26 July 2007

83,341 views

109 0

RBAR: ‘Row By Agonizing Row’

Remi Gregoire describes the vice of RBAR Database Programming, 'Row By Agonising Row', and illustrates how the effect of RBAR can sometimes be felt only years after an application is released, when the database supporting the application grows.

RBAR, is an acronym for ‘Row By Agonising Row’. It was first coined by Jeff Moden, a very regular poster on SqlserverCentral.com.

If, like me, you have not had the valuable experience of working in a Very Large Database Environment (VLDB), you may have done some ‘Row by agonising row’ (RBAR) programming without seeing too many bad results. But as time goes by, and as the Databases grow larger, the consequences of this style of coding will start to become increasingly felt: You will start getting help calls about the applications because they are getting slower by the minute, or even, apparently, not working at all.RBAR is a consequence of coding in a strictly procedural way, rather than in a set-based way. It is different from poor coding; it is the result of adopting a mindset that one always has to tell the computer, step by step, how to do something rather than, in a set-based approach, merely specifying the result one is aiming for. With relational databases, one tells the database what one wants, not how to do it, row by agonising row.

RBAR in Front-end code

When I first joined a company, my very first job was to do programming work on projects that used Access as front-end, and SQL Server as the back-end. I found several examples of RBAR processing on the front-end of the code There was almost no back end code on the server except for views and stored procedures that only did

1	SELECT * FROM TABLE WHERE COLUMN = @Param.

The team of programmers were all beginners, and they believed that they had programmed a system that was working correctly. It did the job that they wanted it to do correctly in a timely manner. It gave the output they needed. This, however, was a few years before my arrival 500 000 inserts later. The basis logic in every function was something like this:

Open all the tables where we may or may not need to do anything to or from, download all columns and all rows, then loop through all that to do the job.

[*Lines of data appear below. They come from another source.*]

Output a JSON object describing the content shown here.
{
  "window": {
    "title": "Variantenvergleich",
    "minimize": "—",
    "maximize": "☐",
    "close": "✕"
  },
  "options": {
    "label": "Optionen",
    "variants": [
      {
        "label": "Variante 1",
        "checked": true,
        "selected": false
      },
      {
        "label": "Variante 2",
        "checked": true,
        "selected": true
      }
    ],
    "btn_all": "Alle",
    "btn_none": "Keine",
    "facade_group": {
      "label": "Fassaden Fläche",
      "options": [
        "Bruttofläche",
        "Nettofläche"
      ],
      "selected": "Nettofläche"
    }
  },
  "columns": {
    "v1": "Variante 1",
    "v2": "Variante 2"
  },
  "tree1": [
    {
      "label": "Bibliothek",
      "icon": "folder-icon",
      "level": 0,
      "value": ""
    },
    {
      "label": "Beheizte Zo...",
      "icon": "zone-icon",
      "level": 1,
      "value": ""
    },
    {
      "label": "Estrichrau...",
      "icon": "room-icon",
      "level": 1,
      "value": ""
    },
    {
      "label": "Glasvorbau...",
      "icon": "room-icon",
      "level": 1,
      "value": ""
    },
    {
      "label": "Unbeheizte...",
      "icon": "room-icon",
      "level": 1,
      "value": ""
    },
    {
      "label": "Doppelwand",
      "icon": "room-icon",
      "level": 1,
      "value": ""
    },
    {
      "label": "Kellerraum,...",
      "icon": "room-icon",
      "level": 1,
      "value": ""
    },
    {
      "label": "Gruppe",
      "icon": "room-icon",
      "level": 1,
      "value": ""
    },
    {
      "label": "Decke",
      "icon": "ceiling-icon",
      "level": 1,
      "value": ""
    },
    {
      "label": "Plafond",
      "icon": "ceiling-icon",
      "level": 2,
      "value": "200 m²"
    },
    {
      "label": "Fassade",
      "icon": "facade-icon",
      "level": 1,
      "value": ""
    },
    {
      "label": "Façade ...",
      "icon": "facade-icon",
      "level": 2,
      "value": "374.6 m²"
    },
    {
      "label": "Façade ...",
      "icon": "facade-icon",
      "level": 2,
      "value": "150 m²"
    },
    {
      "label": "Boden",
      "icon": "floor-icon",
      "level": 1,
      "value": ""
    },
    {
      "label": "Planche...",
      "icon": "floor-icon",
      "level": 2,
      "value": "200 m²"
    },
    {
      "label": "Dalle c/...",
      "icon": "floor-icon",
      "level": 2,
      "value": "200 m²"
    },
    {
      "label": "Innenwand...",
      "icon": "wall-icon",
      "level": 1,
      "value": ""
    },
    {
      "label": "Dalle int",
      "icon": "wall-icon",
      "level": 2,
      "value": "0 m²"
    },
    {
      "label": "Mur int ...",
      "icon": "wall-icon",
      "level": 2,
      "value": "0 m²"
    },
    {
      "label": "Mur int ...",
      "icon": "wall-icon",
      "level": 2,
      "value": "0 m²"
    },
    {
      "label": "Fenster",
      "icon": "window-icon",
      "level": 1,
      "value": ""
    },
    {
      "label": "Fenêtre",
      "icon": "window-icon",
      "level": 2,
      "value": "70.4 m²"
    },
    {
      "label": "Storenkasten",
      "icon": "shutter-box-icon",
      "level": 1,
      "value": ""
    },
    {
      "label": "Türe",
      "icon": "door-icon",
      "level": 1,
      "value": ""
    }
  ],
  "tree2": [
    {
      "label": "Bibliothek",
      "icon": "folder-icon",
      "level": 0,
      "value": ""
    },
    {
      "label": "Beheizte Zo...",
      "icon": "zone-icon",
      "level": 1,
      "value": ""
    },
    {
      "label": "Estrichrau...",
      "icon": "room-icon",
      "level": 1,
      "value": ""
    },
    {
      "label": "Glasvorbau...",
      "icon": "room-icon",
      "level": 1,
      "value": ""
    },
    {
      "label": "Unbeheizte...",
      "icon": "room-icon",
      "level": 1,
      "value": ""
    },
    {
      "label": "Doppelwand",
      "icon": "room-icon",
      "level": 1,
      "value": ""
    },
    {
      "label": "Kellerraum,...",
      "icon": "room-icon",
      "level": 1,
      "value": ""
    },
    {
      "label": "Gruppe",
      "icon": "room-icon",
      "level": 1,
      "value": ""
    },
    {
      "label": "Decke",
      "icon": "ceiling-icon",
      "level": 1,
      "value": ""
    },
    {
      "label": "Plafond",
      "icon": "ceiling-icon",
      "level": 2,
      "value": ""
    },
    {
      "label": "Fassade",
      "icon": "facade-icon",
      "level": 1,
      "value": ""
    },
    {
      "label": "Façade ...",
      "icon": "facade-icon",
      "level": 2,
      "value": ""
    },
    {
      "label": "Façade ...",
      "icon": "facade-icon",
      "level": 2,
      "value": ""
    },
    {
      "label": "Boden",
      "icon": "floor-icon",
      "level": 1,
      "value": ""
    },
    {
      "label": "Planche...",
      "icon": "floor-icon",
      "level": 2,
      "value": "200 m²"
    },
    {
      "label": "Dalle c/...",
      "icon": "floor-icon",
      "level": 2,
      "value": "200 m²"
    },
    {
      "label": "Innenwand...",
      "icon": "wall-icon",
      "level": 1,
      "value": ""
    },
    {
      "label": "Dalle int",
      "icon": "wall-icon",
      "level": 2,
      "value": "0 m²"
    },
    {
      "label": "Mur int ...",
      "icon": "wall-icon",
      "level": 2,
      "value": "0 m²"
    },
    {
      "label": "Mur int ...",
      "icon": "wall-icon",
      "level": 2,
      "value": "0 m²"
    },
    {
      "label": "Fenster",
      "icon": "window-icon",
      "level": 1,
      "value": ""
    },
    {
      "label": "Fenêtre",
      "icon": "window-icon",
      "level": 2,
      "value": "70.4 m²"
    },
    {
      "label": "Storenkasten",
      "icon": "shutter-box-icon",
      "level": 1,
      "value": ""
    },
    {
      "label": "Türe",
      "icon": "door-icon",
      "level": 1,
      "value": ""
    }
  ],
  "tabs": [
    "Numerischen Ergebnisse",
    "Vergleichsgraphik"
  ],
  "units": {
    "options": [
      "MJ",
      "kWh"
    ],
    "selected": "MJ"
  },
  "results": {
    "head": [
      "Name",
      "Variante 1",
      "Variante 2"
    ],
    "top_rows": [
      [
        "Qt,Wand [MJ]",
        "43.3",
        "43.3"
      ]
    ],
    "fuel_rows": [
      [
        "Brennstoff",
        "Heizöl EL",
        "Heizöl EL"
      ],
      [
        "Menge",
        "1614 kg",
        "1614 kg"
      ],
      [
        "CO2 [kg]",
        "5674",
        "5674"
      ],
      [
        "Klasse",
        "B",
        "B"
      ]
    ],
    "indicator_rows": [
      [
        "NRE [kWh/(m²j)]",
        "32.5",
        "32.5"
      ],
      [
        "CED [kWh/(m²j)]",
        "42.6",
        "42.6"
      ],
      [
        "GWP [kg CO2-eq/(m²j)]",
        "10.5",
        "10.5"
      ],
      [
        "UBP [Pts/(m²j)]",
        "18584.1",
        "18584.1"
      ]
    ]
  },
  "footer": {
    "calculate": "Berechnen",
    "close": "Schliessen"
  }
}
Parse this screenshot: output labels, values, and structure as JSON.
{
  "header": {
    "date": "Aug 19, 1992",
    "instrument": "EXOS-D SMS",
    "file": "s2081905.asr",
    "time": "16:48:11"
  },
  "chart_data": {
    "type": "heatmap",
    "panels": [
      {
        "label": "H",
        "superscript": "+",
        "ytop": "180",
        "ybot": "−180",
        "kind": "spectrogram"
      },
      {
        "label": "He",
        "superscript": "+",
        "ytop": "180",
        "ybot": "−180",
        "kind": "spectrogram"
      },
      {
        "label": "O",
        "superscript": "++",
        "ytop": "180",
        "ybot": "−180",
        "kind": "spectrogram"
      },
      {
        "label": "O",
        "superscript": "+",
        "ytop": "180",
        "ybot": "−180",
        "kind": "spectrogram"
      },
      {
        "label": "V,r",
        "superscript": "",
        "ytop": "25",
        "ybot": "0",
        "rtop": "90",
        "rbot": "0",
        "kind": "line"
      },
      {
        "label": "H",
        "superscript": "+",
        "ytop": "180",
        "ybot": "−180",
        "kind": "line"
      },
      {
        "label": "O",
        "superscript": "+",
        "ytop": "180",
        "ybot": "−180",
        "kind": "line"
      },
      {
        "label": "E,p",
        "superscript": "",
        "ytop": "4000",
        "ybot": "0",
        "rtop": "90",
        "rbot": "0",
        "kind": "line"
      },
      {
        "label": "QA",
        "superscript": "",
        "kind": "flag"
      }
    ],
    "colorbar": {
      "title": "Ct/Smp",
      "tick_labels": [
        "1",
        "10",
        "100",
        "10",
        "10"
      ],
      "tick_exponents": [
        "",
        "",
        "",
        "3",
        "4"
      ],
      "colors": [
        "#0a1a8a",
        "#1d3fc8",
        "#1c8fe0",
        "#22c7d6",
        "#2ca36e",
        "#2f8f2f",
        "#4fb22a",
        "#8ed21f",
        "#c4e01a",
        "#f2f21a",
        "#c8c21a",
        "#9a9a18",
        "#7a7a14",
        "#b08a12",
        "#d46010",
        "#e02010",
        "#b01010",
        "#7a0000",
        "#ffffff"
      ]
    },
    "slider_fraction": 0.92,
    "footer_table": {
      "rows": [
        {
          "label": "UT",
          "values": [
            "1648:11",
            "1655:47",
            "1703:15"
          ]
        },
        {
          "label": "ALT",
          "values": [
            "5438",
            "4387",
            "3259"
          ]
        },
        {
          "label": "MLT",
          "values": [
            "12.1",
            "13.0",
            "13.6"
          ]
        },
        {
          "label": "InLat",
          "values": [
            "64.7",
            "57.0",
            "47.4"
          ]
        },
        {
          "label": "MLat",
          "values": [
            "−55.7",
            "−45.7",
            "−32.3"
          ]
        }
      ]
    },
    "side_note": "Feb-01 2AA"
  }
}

The code was certainly working when there were 1000 rows in the database tables. Now, with nearly 1million rows, the loops inside the loops inside the loops… nested 19 times, started to take more and more time, both on the server and application, and on the nerves of the people who used it.The application was being forced to process the data in a particular way that was fine for a small data set but ridiculous for a large one. My solution back then (4-5 years ago), was to reduce the number of rows that were downloaded from tables on the server to a minimum. Since I did not want to mess too much with this critical part of the application, I stopped my optimisation there. This minor alteration made the application run almost 10 times faster.I thought that this was not bad for a junior and, since everyone else was happy, I didn’t push the envelope further.

Now fast forward three to four more years and 400 000 more inserts in the various tables. The performance problem is as bad, if not worse, than it was when I first joined.

A simple example may give you an idea. We have a ‘Bill of Work’ system where four buttons are present on a form:: ‘Bill hours’, ‘Bill the rest’, ‘Print’, and ‘Cancel’. The ‘Cancel’ button just changes a few columns in the base table and deletes a few rows in a handful of others tables. Simple. However, because of the way the system was designed, it took eleven seconds to run this process on one of the larger Bills of Work, and around six seconds for the rest. This was a part of the application I had never touched at all, but I clearly remember that, when I first joined, this process took no more than a second. I would now consider even this to be extremely slow, but nobody at the time saw it as a problem

I got back into this code last week to see what I could do with this button. The first thing that I noticed was that six recordsets were being opened at the very start of the function. Those recordsets then downloaded four of the biggest tables in the database. This part, by itself, took around five seconds.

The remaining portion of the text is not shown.